Exactly who is considered family is an ongoing discussion within the poly and gay/lesbian community. Although much needed and welcome strides have been made by the homosexual community, many of their benefits are still deigned to the polyamorous. There are many who believe, and so do I, that this will be the civil rights battle going into the next decade. Trusts, wills and other legal issues are being hammered out now by various polyamorous communities. I would highly recommend reviewing the various links on this site to learn how to protect yourself and your various beloved others.

Now for the negative issues. Nicki, played by Chloe Segivny, is not what polyamory is about. It sadly makes for good TV. Her character is selfish, childish, manipulative and dishonest. - four things that would most likely end a polyamorous and most likely a monogamous relationship in real life. It all begins when Nicki grows irate at Barb who is trying to reset their schedule so Nicki will have Bill when she is most likely to be ovulating. However Nicki believes that she should get extra time with Bill when her temperature spikes are the highest. After Barb leaves, she swallows a birth control pill and then tucks it away in a safe hiding spot.

Later on, after one of her credit cards is refused at one of Bill’s stores, Barb has to bail her out. Nicki, it appears, also tried to use a discount card available only to family members and is being suspected of identity theft. Once alone in the car with Barb she explodes, stating that she feels that she should not have to ask Barb’s permission for everything. She also resents the lack of public life with Bill and her feeling that she has no control over anything. Barb states that she does appreciate Nicki for all she does, which softens the fight but does not resolve the underlying issues of the fight.

Afterward she tells Barb that she hopes she has a little baby girl - in honor of her.

Polyamory is about expanding love and honesty, and although jealousy and disagreements occur with all parties involved it has been my experience that the parties involved are normally able to find some common ground. Or at least part on good terms. I have seen this happen time and time again in my relationships and with my polyamorous friends.

Nicki is letting the green-eyed monster named jealousy eat her very soul. Her comments to Marge, the youngest of the three wives, are nearly abusive in scope. Her manipulation of the family, stating that she wishes to have another child where clearly she doesn’t, is nearly psychotic in nature.
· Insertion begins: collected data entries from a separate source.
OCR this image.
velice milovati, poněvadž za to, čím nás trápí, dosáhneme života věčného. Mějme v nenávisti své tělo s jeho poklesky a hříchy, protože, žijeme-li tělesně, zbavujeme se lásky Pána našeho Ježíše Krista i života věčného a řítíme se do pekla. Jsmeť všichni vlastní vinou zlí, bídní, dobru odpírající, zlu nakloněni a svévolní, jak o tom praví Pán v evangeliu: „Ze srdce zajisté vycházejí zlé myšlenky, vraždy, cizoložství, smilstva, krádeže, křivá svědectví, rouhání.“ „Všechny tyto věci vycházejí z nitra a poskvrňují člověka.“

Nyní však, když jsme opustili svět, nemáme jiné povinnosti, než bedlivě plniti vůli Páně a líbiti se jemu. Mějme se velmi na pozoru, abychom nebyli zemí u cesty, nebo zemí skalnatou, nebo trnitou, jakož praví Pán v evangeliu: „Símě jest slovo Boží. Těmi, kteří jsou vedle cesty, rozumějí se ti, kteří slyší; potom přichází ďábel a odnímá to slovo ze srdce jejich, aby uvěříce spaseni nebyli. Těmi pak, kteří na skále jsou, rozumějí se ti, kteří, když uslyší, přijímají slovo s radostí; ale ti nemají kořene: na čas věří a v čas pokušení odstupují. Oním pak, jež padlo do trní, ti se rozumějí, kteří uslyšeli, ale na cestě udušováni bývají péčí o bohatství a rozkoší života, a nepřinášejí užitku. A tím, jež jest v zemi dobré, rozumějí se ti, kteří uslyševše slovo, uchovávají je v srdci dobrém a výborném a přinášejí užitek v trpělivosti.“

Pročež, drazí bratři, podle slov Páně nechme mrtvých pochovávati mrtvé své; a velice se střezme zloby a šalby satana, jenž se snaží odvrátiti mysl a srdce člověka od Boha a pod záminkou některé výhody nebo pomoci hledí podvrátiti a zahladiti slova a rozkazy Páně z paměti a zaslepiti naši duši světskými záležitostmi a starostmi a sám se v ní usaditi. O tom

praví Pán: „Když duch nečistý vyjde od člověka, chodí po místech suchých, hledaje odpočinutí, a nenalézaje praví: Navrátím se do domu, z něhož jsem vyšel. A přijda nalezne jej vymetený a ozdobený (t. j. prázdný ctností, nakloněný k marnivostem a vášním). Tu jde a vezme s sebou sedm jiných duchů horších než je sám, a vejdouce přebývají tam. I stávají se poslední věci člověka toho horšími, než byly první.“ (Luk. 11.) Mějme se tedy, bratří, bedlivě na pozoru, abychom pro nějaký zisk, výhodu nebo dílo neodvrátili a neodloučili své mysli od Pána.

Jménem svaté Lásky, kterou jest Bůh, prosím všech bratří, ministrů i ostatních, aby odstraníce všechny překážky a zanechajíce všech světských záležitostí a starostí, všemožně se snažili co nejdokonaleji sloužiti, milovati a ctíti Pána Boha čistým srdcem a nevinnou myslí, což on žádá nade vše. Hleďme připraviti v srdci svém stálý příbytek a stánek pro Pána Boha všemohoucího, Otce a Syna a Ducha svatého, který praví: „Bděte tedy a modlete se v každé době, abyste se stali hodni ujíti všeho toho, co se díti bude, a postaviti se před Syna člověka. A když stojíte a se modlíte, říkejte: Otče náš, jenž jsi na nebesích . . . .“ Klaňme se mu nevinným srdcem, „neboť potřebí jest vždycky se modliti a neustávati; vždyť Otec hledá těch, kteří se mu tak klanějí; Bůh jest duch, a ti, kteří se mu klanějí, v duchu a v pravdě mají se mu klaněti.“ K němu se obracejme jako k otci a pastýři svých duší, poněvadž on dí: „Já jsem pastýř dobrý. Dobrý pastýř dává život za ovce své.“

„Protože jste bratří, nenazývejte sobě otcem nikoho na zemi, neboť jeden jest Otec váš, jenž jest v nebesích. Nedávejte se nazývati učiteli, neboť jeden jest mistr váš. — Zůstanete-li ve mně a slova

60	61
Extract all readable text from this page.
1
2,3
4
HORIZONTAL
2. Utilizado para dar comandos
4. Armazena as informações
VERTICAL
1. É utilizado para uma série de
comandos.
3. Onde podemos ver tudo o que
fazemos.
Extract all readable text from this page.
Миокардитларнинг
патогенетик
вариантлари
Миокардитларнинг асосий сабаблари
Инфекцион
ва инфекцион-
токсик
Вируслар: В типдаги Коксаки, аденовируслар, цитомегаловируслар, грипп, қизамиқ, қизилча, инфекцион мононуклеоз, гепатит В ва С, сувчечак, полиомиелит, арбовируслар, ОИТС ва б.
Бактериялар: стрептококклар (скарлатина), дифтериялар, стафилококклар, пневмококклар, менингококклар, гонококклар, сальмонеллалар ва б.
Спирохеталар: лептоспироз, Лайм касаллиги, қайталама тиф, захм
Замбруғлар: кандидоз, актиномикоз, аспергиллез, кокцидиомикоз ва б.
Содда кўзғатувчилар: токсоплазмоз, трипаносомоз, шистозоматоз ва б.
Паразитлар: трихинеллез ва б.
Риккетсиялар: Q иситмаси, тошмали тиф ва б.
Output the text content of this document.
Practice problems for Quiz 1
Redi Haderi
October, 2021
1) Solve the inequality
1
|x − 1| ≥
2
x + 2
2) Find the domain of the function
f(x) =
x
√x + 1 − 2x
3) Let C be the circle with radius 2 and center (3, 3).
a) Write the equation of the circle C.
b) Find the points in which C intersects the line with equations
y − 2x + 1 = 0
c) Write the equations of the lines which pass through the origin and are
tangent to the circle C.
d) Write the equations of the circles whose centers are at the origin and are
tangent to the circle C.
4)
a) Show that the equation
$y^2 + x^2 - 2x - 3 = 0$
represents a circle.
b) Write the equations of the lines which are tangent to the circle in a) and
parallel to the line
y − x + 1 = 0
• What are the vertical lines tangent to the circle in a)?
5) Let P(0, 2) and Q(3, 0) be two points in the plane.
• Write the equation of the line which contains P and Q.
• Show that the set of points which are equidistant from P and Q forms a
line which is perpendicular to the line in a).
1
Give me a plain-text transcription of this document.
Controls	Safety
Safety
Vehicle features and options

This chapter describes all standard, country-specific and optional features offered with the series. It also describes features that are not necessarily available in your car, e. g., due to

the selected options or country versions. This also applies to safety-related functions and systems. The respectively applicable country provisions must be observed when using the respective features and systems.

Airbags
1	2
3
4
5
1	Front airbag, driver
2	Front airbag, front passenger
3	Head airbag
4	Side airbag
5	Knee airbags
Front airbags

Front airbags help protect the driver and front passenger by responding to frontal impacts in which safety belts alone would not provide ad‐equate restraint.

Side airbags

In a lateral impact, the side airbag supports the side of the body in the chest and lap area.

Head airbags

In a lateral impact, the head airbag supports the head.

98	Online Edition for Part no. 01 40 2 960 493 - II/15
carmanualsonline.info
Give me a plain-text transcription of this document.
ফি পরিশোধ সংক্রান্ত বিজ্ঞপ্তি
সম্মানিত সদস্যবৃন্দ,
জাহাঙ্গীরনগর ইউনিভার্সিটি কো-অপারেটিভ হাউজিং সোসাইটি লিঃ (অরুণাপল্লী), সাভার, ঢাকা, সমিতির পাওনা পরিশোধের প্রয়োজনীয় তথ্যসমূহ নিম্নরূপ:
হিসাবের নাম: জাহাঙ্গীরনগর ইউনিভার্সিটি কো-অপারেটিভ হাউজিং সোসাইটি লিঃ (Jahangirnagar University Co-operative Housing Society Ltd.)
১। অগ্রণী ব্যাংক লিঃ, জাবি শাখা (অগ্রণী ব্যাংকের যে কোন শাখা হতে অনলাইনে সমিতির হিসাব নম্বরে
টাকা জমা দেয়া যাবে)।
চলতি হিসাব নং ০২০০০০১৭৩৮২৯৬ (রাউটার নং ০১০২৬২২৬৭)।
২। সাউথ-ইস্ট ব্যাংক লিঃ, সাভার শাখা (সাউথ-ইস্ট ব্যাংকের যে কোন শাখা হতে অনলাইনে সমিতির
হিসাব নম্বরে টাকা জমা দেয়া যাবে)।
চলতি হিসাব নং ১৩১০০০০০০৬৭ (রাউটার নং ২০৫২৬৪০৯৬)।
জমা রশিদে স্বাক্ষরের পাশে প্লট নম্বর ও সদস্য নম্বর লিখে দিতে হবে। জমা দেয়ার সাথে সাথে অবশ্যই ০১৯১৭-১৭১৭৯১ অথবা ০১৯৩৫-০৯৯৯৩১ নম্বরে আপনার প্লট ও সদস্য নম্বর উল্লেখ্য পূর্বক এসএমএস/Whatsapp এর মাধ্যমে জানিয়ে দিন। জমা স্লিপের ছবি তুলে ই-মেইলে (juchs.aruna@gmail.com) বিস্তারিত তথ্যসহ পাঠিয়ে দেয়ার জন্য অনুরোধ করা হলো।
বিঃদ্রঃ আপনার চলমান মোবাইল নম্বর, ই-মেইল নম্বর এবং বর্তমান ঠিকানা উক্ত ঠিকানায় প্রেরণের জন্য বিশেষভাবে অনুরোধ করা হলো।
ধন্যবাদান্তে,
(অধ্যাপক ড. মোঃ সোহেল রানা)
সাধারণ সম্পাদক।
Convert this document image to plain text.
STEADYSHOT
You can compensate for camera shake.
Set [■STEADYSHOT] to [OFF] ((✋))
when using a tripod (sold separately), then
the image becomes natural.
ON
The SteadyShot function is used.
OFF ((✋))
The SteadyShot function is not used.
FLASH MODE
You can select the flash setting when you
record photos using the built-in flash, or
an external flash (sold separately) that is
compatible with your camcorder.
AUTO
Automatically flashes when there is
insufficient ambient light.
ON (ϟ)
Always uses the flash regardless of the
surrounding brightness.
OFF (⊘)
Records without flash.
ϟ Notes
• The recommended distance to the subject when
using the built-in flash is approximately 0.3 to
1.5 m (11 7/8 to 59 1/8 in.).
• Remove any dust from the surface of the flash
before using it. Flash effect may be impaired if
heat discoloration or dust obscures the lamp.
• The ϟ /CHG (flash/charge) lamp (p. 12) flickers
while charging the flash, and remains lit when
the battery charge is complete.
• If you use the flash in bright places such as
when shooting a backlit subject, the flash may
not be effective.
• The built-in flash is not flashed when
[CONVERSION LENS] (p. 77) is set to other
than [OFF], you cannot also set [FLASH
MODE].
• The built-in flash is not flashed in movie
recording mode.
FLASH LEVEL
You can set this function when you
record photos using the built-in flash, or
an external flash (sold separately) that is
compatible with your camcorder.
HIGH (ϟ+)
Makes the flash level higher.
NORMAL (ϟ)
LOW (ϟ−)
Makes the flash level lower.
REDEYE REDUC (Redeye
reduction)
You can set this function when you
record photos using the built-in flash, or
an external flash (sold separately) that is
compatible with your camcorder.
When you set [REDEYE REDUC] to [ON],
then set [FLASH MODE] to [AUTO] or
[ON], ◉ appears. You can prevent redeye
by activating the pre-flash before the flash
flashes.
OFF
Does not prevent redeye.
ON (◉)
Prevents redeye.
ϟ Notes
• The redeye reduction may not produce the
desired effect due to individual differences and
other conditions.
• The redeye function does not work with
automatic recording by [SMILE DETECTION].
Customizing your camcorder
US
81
These are the behaviors that destroy monogamous relationships as well as polyamorous ones. One positive I gathered from this episode was when Barb told a friend of hers, and a fellow polygamist, about her affair. Barb loves the excitement of sneaking around, however she is warned about getting hurt. Although she understands how difficult it is to feel special in this type of relationship, Barb needs to remember that there are two other women that are also married to the same man, and they love him also.
The message, although subtle was very clear. We must take all our partners hopes and dreams into consideration; what we do not only affects ourselves but those around us as well.

The show ends on a high note when Bill returns home after several days away at the compound where he was raised, attending Roberta’s funeral. Ben, his oldest son watches from a distance as the wives and various children all rush in and welcome him home. Later, Ben and Bill are sitting by the pool and they talk about polygamy. Insert the word “polyamory” into the speech the father gives the son and you see why I believe that this show has some redeeming values.

Ben -“Do you think I could have more than one wife someday?”
Bill - “Plural marriage is a tremendous responsibility, it can be terribly abused. It’s not for every man. God calls you to it and we have to answer with fortitude.”


My old dog-eared American Heritage Dictionary defines fortitude as “Strength of mind that allows one to endure pain or adversity with courage.” Polyamorous relationships do contain their fair share of adversity, but the rewards can be truly amazing.